Remembering Roy Gardner’s heist in Roseville
Not since the infamous “gentleman bandit” Black Bart had the west coast seen anyone quite like Roy Gardner; and the city of Roseville would face off with him before his run ended.
Although most people may not recognize his name today, in the early 1920s, Gardner was a household sensation, and one of the most sought after fugitives of his time. Known for robbing mail trucks and mail trains all over the southwest — and his crafty escapes from the law on every turn — Gardner’s nefarious adventures made headlines across the country and entertained millions along the way.

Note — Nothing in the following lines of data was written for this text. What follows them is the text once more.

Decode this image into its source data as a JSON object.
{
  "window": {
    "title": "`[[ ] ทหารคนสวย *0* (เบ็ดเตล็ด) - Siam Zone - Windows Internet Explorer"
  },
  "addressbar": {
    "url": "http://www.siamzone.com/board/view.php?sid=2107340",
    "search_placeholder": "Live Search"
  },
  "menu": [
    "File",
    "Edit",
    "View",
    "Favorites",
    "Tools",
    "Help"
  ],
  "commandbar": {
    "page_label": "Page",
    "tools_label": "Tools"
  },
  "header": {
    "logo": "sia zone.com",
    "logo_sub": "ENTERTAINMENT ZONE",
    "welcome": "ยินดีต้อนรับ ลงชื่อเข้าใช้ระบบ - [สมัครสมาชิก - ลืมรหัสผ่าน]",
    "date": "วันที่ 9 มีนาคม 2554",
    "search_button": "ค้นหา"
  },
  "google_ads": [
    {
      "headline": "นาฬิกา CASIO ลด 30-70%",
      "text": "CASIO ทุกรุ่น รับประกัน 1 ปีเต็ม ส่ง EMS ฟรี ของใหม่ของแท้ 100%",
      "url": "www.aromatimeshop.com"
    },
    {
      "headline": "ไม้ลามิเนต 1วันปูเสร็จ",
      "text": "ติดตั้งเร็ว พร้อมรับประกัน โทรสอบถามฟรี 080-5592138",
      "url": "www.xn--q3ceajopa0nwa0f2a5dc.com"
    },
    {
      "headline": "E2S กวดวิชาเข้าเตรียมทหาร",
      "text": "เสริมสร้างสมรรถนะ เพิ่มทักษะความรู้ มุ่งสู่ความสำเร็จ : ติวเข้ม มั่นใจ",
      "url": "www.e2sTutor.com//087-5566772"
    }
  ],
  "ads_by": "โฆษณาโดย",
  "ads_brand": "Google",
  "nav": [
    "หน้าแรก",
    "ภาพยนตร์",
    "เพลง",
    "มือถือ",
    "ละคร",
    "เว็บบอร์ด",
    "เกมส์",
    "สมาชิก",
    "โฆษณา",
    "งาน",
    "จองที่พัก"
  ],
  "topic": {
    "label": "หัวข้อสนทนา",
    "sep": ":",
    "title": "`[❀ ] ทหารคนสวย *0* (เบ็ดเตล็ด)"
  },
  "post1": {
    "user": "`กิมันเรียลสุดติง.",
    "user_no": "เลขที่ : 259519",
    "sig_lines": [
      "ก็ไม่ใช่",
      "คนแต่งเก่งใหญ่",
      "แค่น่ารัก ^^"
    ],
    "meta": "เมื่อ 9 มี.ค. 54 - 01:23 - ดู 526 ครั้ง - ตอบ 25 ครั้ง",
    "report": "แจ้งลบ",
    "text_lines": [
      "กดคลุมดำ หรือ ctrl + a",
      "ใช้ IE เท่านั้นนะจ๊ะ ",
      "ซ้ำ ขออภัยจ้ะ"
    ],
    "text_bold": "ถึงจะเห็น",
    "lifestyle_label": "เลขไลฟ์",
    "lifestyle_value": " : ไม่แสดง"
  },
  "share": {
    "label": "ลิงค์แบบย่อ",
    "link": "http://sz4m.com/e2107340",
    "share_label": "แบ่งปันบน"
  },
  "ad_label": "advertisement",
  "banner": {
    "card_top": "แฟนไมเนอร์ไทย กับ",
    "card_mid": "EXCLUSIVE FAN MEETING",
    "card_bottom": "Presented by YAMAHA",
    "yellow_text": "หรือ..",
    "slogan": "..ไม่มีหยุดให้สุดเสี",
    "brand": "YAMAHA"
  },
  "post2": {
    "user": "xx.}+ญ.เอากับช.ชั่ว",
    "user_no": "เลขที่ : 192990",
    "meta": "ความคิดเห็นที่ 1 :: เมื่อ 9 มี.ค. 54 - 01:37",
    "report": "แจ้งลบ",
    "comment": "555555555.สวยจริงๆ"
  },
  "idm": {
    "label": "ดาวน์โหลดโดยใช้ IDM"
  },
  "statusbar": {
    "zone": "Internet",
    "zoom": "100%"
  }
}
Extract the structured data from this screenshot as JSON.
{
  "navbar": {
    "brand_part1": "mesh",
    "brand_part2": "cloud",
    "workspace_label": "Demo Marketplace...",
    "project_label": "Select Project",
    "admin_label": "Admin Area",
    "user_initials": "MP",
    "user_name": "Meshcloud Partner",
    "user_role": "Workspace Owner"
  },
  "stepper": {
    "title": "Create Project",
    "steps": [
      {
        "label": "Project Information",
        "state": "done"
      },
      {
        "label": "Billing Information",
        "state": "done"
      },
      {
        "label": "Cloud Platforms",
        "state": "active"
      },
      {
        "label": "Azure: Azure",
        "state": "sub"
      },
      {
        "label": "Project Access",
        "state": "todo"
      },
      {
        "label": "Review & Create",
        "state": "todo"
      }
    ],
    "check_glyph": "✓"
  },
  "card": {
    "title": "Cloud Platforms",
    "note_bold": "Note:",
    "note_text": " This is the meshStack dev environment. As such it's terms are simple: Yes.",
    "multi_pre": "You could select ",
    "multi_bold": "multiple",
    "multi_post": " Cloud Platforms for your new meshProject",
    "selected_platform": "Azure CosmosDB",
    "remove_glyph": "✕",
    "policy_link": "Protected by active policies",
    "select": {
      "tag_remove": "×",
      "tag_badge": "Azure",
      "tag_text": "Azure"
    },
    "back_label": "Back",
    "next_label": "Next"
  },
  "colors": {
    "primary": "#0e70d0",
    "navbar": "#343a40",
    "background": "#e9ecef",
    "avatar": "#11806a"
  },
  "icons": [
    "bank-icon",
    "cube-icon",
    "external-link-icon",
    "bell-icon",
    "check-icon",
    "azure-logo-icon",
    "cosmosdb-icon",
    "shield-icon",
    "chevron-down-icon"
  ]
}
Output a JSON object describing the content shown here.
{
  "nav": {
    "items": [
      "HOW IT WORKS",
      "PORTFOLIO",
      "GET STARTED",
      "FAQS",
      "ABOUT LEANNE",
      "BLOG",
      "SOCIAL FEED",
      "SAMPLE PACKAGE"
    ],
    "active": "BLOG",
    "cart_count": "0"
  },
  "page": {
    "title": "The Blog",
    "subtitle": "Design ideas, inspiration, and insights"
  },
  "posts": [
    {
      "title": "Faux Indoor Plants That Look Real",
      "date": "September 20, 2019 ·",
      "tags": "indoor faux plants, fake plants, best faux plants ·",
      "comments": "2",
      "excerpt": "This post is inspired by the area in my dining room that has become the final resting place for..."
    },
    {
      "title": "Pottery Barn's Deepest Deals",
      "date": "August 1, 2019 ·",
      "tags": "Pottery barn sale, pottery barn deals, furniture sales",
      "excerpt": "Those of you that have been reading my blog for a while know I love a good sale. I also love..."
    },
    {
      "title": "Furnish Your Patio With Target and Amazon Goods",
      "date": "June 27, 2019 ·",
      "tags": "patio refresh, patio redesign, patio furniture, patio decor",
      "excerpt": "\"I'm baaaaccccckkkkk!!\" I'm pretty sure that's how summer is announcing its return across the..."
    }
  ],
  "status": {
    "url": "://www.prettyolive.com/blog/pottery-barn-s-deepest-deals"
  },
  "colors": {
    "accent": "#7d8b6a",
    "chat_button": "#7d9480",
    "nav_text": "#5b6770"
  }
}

In 1910, after serving time in San Quentin for a jewelry store robbery, Gardner was released early on account of saving the life of a correctional officer during a riot. After his release, he became a welder, working in a shipyard in South San Francisco. Not long after moving his family down to Southern California to look for work, Gardner lost all his money gambling in Tijuana, Mexico. He needed to make a quick buck. After an ill-conceived robbery of a San Diego mail truck for $78,000, Gardner was soon arrested. Convicted and sentenced to 25 years, he was put on a northbound train headed for Washington to serve his sentence at McNeil Island Corrections Center.
Swearing that he would never serve a day of that sentence, Gardner managed to steal one of the Marshall’s guns right from under his nose. After forcing them to remove his chains, Gardner handcuffed the Marshalls together and robbed them. He then jumped the train and ran off into the night, heading for Canada. After being on the lam for almost a year Gardner made his way back to California.
“Roy Gardner’s story has all the ingredients of a Hollywood movie,” said Roseville Historical Society’s Vice-President, Ken Fisher. “It’s just a disappointment that his story has faded with time.”
As someone who has been dedicated to documenting this unique tale in Roseville’s past, Fisher was kind enough to offer the details of Roy’s infamous encounter with the city in 1921.
Although Gardner’s criminal history did not start or end in Roseville, the city did set the stage for his biggest heist, on May 21, 1921. For days Gardner had scoped out the train that headed up to New Castle, even riding the top of its railcars to gauge twists and turns on the tracks. He noticed that in the sharper bends the hard rubber connections between boxcars would pull apart on a curve, which would allow him to slip in and then make his way to the mail cart. After casing the train, he hopped off and made his way back to Roseville. The next night, at 10:15 p.m. Gardner snuck onto the Pacific Limited train, No.20, that was again heading for New Castle. By the time the train had reached Rocklin, Gardner had managed to get into the mail cart, startling Ralph Decker, the mail clerk. Although Gardner pointed a .45-caliber pistol at Decker, he never harmed him. Instead he stole mail from about 50 different bags. He then threw his bag off the train and pulled the emergency brake cord, allowing him to jump off.
Unfortunately for Gardner, searching the tracks all night didn’t result in him finding the bag of loot he’d just stolen. Eventually the authorities retrieved the snatched mail, along with all the money in it.
By the next morning, Gardner had made it back to Roseville, stopping at the Peerless Café to eat breakfast. It was there the robber believed that a waitress might have recognized him from wanted posters. Gardner finished his meal and went back to his room at the Porterhouse Hotel, which was located on the corner of Atlantic and Lincoln streets. It wasn’t until two days later during a poker game inside the cigar store near the Porterhouse that authorities surrounded Gardner. He was taken to Sacramento to face a Judge.
After being sentenced to an additional 25 years for escaping custody to commit another robbery, Gardner was sent on his way back to McNeil Island.
Gardner’s story doesn’t end there: He made many more infamous escapes from the law before he was finally caught. After being incarcerated at various prisons, including Leavenworth, Atlanta and Alcatraz, he was eventually released at the age of 54.
Having been imprisoned for so many years, the transition back to a normal life seemed to be too hard for Gardner. On Jan. 10, 1940, the “last of the western train robbers,” as he was dubbed, used cyanide gas to take his own life in his San Francisco hotel room. A man who lived his existence on the edge and suffered the consequences of a lifetime of his own choices, made the last choice he had left — escaping the world one last time.
With a story that reads like a dime novel from the days of the Old West, many who learn of Gardner find his tale unforgettable. As Ken Fisher put it, “Butch Cassidy and the Sundance Kid certainly have nothing on Mr. Gardner. A man who thought it would be a marvelous idea to come to the little railroad town of Roseville in 1921, and rob a train.”